El lapsus feliz de Rajoy

Joan Pau Inarejos
“España no se reduce a lo castellano”. Inteligente y sutil réplica al independentismo, aunque me temo que efímera.

Los deslices de los políticos no siempre entran en la categoría del gazapo. Al contrario: a veces nuestros gobernantes ponen la mente en blanco y, como llevados por una inspiración angélica, dicen algo sensato. Eso le ocurrió el otro día a Mariano Rajoy.

En una mañana apacible, justo antes de que descargase el huracán Bárcenas, el presidente del gobierno huyó del mundanal ruido y se refugió en el museo del Prado. Tras las columnas neoclásicas de la pinacoteca madrileña está el templo de la España que muchos amamos utópicamente: no la de Cánovas y Sagasta, sino la de Velázquez y Goya. La España de la cultura y de la pintura, la humanista y también la castiza, la España atravesada por la luz italiana y por las tinieblas de El Greco. La que se vistió de negro en las noches místicas y la que amaneció roja con Lorca y Miguel Hernández. La que me emociona en el cementerio de Colliure, frente a los colores republicanos que decoran la tumba de Machado. Propia y extraña a la vez para muchos catalanes, pero siempre fascinante.

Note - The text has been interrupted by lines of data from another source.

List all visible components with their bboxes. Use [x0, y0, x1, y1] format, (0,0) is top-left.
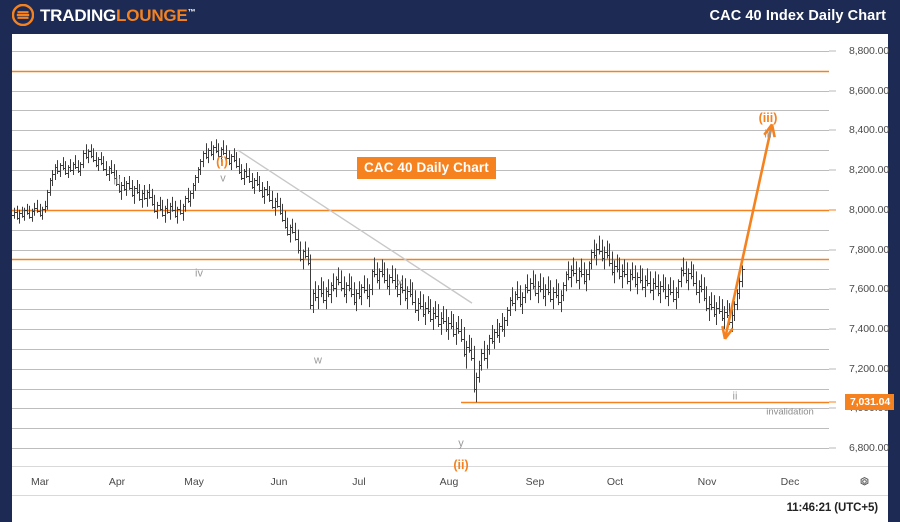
- price-axis-label: 7,800.00: [849, 243, 890, 256]
- price-axis-label: 6,800.00: [849, 442, 890, 455]
- price-axis-label: 7,400.00: [849, 322, 890, 335]
- price-tick: [829, 249, 836, 250]
- chart-footer: 11:46:21 (UTC+5): [12, 497, 888, 522]
- wave-label-w: w: [314, 354, 322, 367]
- price-axis-label: 8,400.00: [849, 124, 890, 137]
- current-price-badge: 7,031.04: [845, 394, 895, 411]
- price-tick: [829, 447, 836, 449]
- wave-label-x: x: [397, 276, 403, 289]
- trademark-symbol: ™: [187, 6, 196, 16]
- wave-label-iii: (iii): [758, 110, 778, 125]
- page-title: CAC 40 Index Daily Chart: [709, 8, 886, 24]
- current-price-tick: [829, 401, 836, 403]
- wave-label-ii: ii: [732, 390, 738, 403]
- brand-word-primary: TRADING: [40, 5, 117, 25]
- wave-label-ii: (ii): [453, 457, 469, 472]
- wave-label-iii: iii: [113, 175, 121, 188]
- price-axis[interactable]: 8,800.00 8,600.00 8,400.00 8,200.00 8,000.00…: [829, 34, 895, 466]
- price-tick: [829, 169, 836, 171]
- price-axis-label: 7,200.00: [849, 362, 890, 375]
- time-axis-label: Jun: [270, 476, 288, 488]
- price-axis-label: 8,600.00: [849, 84, 890, 97]
- wave-label-i: i: [533, 283, 537, 296]
- app-header: TRADINGLOUNGE™ CAC 40 Index Daily Chart: [0, 0, 900, 34]
- ohlc-bars-group: [12, 139, 745, 403]
- wave-label-v: v: [220, 172, 226, 185]
- time-axis-label: Oct: [606, 476, 624, 488]
- brand-word-secondary: LOUNGE: [116, 5, 188, 25]
- time-axis-label: Nov: [697, 476, 717, 488]
- price-tick: [829, 288, 836, 290]
- wave-label-i: (i): [216, 154, 228, 169]
- invalidation-label: invalidation: [766, 406, 814, 418]
- price-tick: [829, 407, 836, 409]
- price-tick: [829, 50, 836, 52]
- time-axis-label: Apr: [108, 476, 126, 488]
- time-axis-label: Mar: [30, 476, 50, 488]
- price-tick: [829, 90, 836, 92]
- chart-plot-area[interactable]: [12, 34, 829, 466]
- wave-label-y: y: [458, 437, 464, 450]
- wave-label-iii: iii: [764, 128, 772, 141]
- brand-wordmark: TRADINGLOUNGE™: [40, 5, 196, 25]
- time-axis-label: Sep: [525, 476, 545, 488]
- wave-label-iv: iv: [195, 267, 203, 280]
- price-tick: [829, 129, 836, 131]
- time-axis-label: May: [184, 476, 204, 488]
- time-axis[interactable]: Mar Apr May Jun Jul Aug Sep Oct Nov Dec: [12, 466, 888, 496]
- chart-frame: CAC 40 Daily Chart iii v (i) iv w x y (ii) i ii (i…: [12, 34, 895, 522]
- gridlines-group: [12, 51, 829, 449]
- time-axis-label: Aug: [439, 476, 459, 488]
- price-axis-label: 8,200.00: [849, 164, 890, 177]
- chart-title-badge: CAC 40 Daily Chart: [357, 157, 496, 179]
- trendline-group: [237, 149, 473, 304]
- tradinglounge-logo-icon: [12, 4, 34, 26]
- price-tick: [829, 209, 836, 211]
- time-axis-label: Jul: [352, 476, 366, 488]
- price-chart-svg: [12, 51, 829, 449]
- clock-readout: 11:46:21 (UTC+5): [786, 502, 879, 514]
- gear-icon[interactable]: [857, 474, 872, 494]
- horizontal-levels-group: [12, 70, 829, 404]
- price-axis-label: 7,600.00: [849, 283, 890, 296]
- price-axis-label: 8,800.00: [849, 44, 890, 57]
- price-axis-label: 8,000.00: [849, 203, 890, 216]
- brand-logo[interactable]: TRADINGLOUNGE™: [12, 4, 196, 26]
- price-tick: [829, 368, 836, 370]
- projection-arrow-group: [721, 123, 776, 340]
- time-axis-label: Dec: [780, 476, 800, 488]
- price-tick: [829, 328, 836, 330]
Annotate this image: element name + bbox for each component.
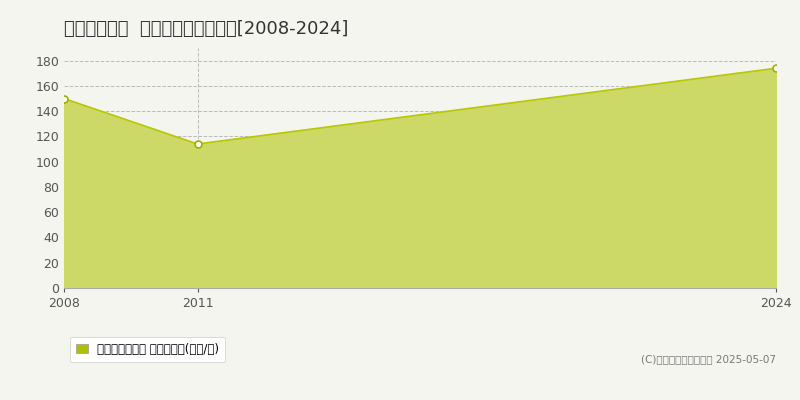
Text: (C)土地価格ドットコム 2025-05-07: (C)土地価格ドットコム 2025-05-07 [641,354,776,364]
Legend: マンション価格 平均坪単価(万円/坪): マンション価格 平均坪単価(万円/坪) [70,337,225,362]
Text: 町田市大蔵町  マンション価格推移[2008-2024]: 町田市大蔵町 マンション価格推移[2008-2024] [64,20,348,38]
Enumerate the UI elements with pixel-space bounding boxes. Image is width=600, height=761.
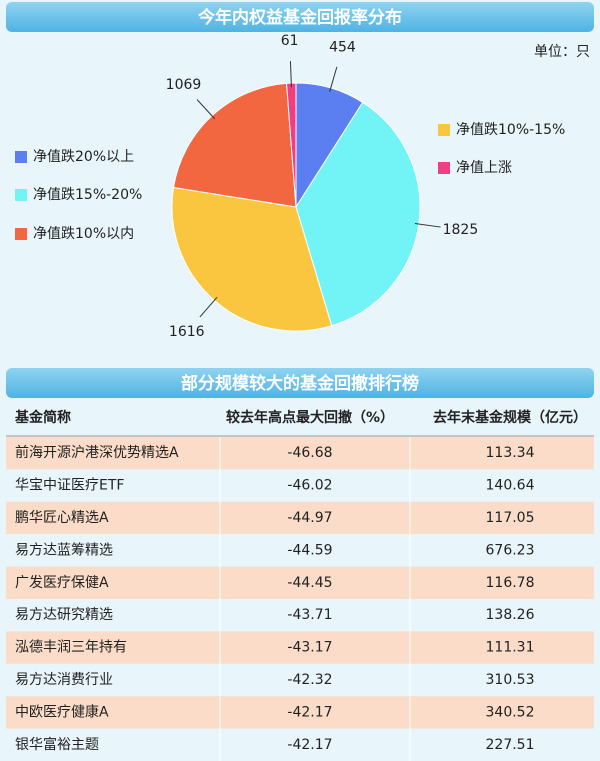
legend-swatch <box>15 151 27 163</box>
table-cell: 易方达消费行业 <box>15 672 113 688</box>
table-header: 较去年高点最大回撤（%） <box>226 409 394 426</box>
value-label: 1825 <box>443 222 479 238</box>
table-cell: 鹏华匠心精选A <box>15 510 109 526</box>
table-cell: 676.23 <box>486 542 535 558</box>
table-cell: 116.78 <box>486 575 535 591</box>
table-cell: 华宝中证医疗ETF <box>15 478 124 494</box>
table-cell: 113.34 <box>486 445 535 461</box>
legend-label: 净值跌15%-20% <box>33 187 142 203</box>
table-cell: 138.26 <box>486 607 535 623</box>
leader-line <box>196 99 216 120</box>
table-cell: 易方达研究精选 <box>15 607 113 623</box>
title-bar <box>6 368 594 398</box>
table-cell: -44.45 <box>287 575 332 591</box>
table-row <box>6 696 594 729</box>
leader-line <box>329 66 338 92</box>
table-cell: -44.59 <box>287 542 332 558</box>
pie-slice <box>172 82 297 208</box>
table-cell: 310.53 <box>486 672 535 688</box>
table-title: 部分规模较大的基金回撤排行榜 <box>181 373 419 394</box>
leader-line <box>199 297 218 318</box>
table-cell: 中欧医疗健康A <box>15 703 109 720</box>
table-cell: 银华富裕主题 <box>15 736 99 753</box>
table-row <box>6 728 594 761</box>
table-cell: -42.17 <box>287 704 332 720</box>
value-label: 1616 <box>169 324 205 340</box>
title-bar <box>6 2 594 32</box>
leader-line <box>414 222 441 228</box>
table-row <box>6 599 594 632</box>
legend-swatch <box>438 124 450 136</box>
legend-label: 净值跌10%以内 <box>33 226 134 242</box>
table-row <box>6 631 594 664</box>
legend-swatch <box>15 189 27 201</box>
table-header: 去年末基金规模（亿元） <box>433 409 587 426</box>
table-header: 基金简称 <box>15 409 71 426</box>
table-row <box>6 469 594 502</box>
table-cell: 广发医疗保健A <box>15 575 109 591</box>
legend-swatch <box>15 228 27 240</box>
value-label: 454 <box>329 40 356 56</box>
leader-line <box>289 61 292 88</box>
value-label: 61 <box>281 33 299 49</box>
table-cell: 易方达蓝筹精选 <box>15 541 113 558</box>
table-row <box>6 663 594 697</box>
unit-label: 单位：只 <box>534 44 590 60</box>
table-cell: 泓德丰润三年持有 <box>15 640 127 656</box>
legend-label: 净值上涨 <box>456 160 512 176</box>
table-cell: -46.02 <box>287 478 332 494</box>
value-label: 1069 <box>166 77 202 93</box>
table-cell: 前海开源沪港深优势精选A <box>15 444 179 461</box>
table-row <box>6 534 594 567</box>
table-cell: -44.97 <box>287 510 332 526</box>
legend-swatch <box>438 162 450 174</box>
table-cell: 140.64 <box>486 478 535 494</box>
table-cell: -43.17 <box>287 640 332 656</box>
table-cell: -42.17 <box>287 737 332 753</box>
table-cell: 340.52 <box>486 704 535 720</box>
table-cell: -43.71 <box>287 607 332 623</box>
table-cell: 117.05 <box>486 510 535 526</box>
table-cell: -42.32 <box>287 672 332 688</box>
legend-label: 净值跌20%以上 <box>33 149 134 165</box>
legend-label: 净值跌10%-15% <box>456 122 565 138</box>
table-cell: -46.68 <box>287 445 332 461</box>
table-cell: 111.31 <box>486 640 535 656</box>
table-row <box>6 501 594 535</box>
chart-title: 今年内权益基金回报率分布 <box>198 7 402 28</box>
table-cell: 227.51 <box>486 737 535 753</box>
table-row <box>6 437 594 470</box>
table-row <box>6 566 594 599</box>
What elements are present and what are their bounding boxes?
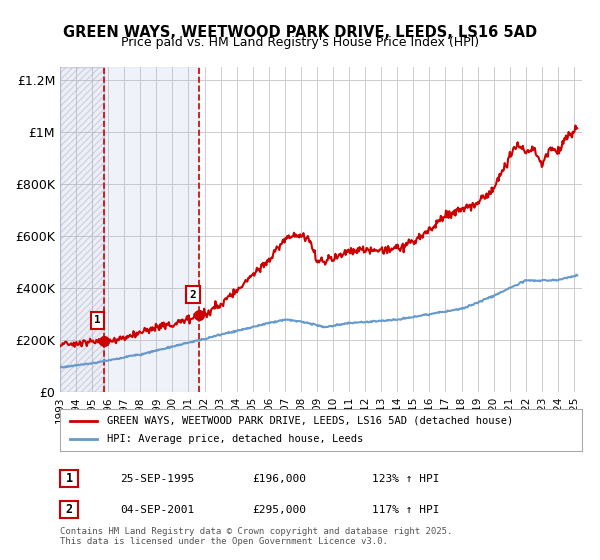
Text: £295,000: £295,000: [252, 505, 306, 515]
Text: HPI: Average price, detached house, Leeds: HPI: Average price, detached house, Leed…: [107, 434, 363, 444]
Text: 123% ↑ HPI: 123% ↑ HPI: [372, 474, 439, 484]
Bar: [60, 67, 104, 392]
Bar: [104, 67, 199, 392]
Text: 04-SEP-2001: 04-SEP-2001: [120, 505, 194, 515]
Text: 25-SEP-1995: 25-SEP-1995: [120, 474, 194, 484]
Text: 117% ↑ HPI: 117% ↑ HPI: [372, 505, 439, 515]
Text: 2: 2: [190, 290, 196, 300]
Text: 1: 1: [65, 472, 73, 486]
Text: Contains HM Land Registry data © Crown copyright and database right 2025.
This d: Contains HM Land Registry data © Crown c…: [60, 526, 452, 546]
Text: GREEN WAYS, WEETWOOD PARK DRIVE, LEEDS, LS16 5AD: GREEN WAYS, WEETWOOD PARK DRIVE, LEEDS, …: [63, 25, 537, 40]
Text: Price paid vs. HM Land Registry's House Price Index (HPI): Price paid vs. HM Land Registry's House …: [121, 36, 479, 49]
Text: GREEN WAYS, WEETWOOD PARK DRIVE, LEEDS, LS16 5AD (detached house): GREEN WAYS, WEETWOOD PARK DRIVE, LEEDS, …: [107, 416, 513, 426]
Bar: [60, 67, 104, 392]
Text: 2: 2: [65, 503, 73, 516]
Text: 1: 1: [94, 315, 101, 325]
Text: £196,000: £196,000: [252, 474, 306, 484]
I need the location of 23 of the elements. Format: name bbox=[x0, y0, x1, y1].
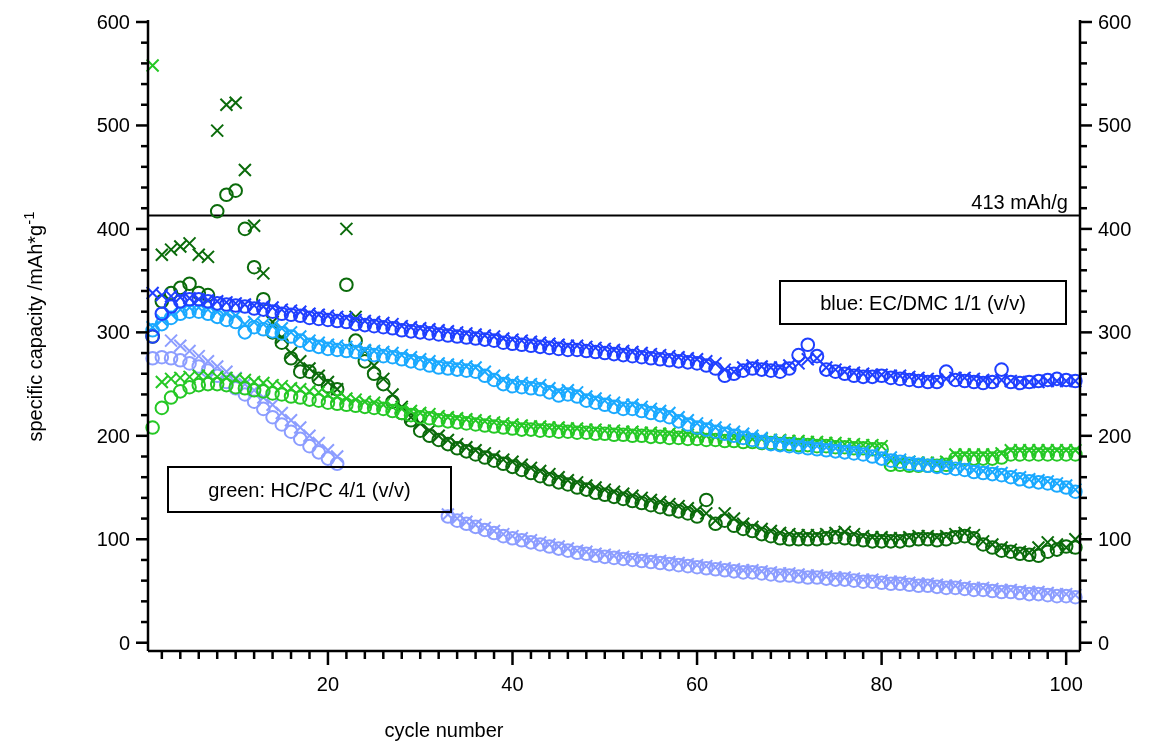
x-tick-label: 80 bbox=[870, 673, 893, 695]
y2-tick-label: 200 bbox=[1098, 424, 1132, 447]
x-tick-label: 60 bbox=[685, 673, 709, 695]
y-tick-label: 0 bbox=[118, 631, 130, 654]
y2-tick-label: 400 bbox=[1098, 217, 1132, 240]
ref-line-label: 413 mAh/g bbox=[971, 191, 1068, 214]
y-tick-label: 400 bbox=[96, 217, 130, 240]
y-tick-label: 500 bbox=[96, 114, 130, 137]
annotation: blue: EC/DMC 1/1 (v/v) bbox=[820, 291, 1026, 314]
y-tick-label: 300 bbox=[96, 321, 130, 344]
y-tick-label: 100 bbox=[96, 528, 130, 551]
y2-tick-label: 0 bbox=[1098, 631, 1110, 654]
y2-tick-label: 300 bbox=[1098, 321, 1132, 344]
y-tick-label: 200 bbox=[96, 424, 130, 447]
x-axis-title: cycle number bbox=[384, 719, 504, 741]
annotation: green: HC/PC 4/1 (v/v) bbox=[208, 478, 411, 501]
y2-tick-label: 500 bbox=[1098, 114, 1132, 137]
y-tick-label: 600 bbox=[96, 11, 130, 33]
y2-tick-label: 100 bbox=[1098, 528, 1132, 551]
y2-tick-label: 600 bbox=[1098, 11, 1132, 33]
x-tick-label: 100 bbox=[1049, 673, 1083, 695]
x-tick-label: 20 bbox=[316, 673, 340, 695]
x-tick-label: 40 bbox=[501, 673, 524, 695]
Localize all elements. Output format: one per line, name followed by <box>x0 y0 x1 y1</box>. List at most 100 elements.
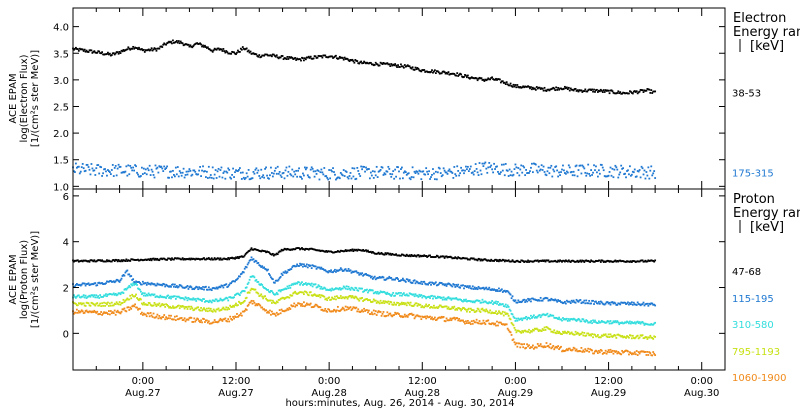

“España no se reduce a lo castellano”. Así habló Rajoy en inteligente y sutil réplica al independentismo, aunque me temo que efímera. Esta fue la frase del ex registrador de la propiedad gallego, a quien no le conocíamos ambición alguna por inventariar la complejidad hispana (por supuesto el guion no era suyo: el lúcido secretario de estado de cultura, José María Lassalle, sonreía a su lado satisfecho). Al contrario, los sarcasmos marianos contra la España plural zapaterista han sido gruesos, sinceros y de puro en boca.

Sin embargo, algo mágico deben de tener esos 400 metros que median entre el Congreso y el Prado, porque el de Pontevedra tuvo aquella mañana un lapsus feliz. Resucitó, quizá sin quererlo, un bello ideal que creíamos enterrado: la España previa al españolismo, si se nos permite tal fantasía. La Commonwealth anterior a la macrocefalia madrileña y al borbonismo deseoso de superar sus complejos con el centralismo francés. La nación que se puede compartir. La nación que los catalanes, por ejemplo, han estado buscando durante los últimos siglos como denodados argonautas y que ahora llega irremediablemente tarde y en forma de evocación literaria. Una España quizá tan imaginaria como la de los óleos del Prado, pero la única en la que querríamos vivir muchos buscadores del vellocino de oro definitivamente desencantados.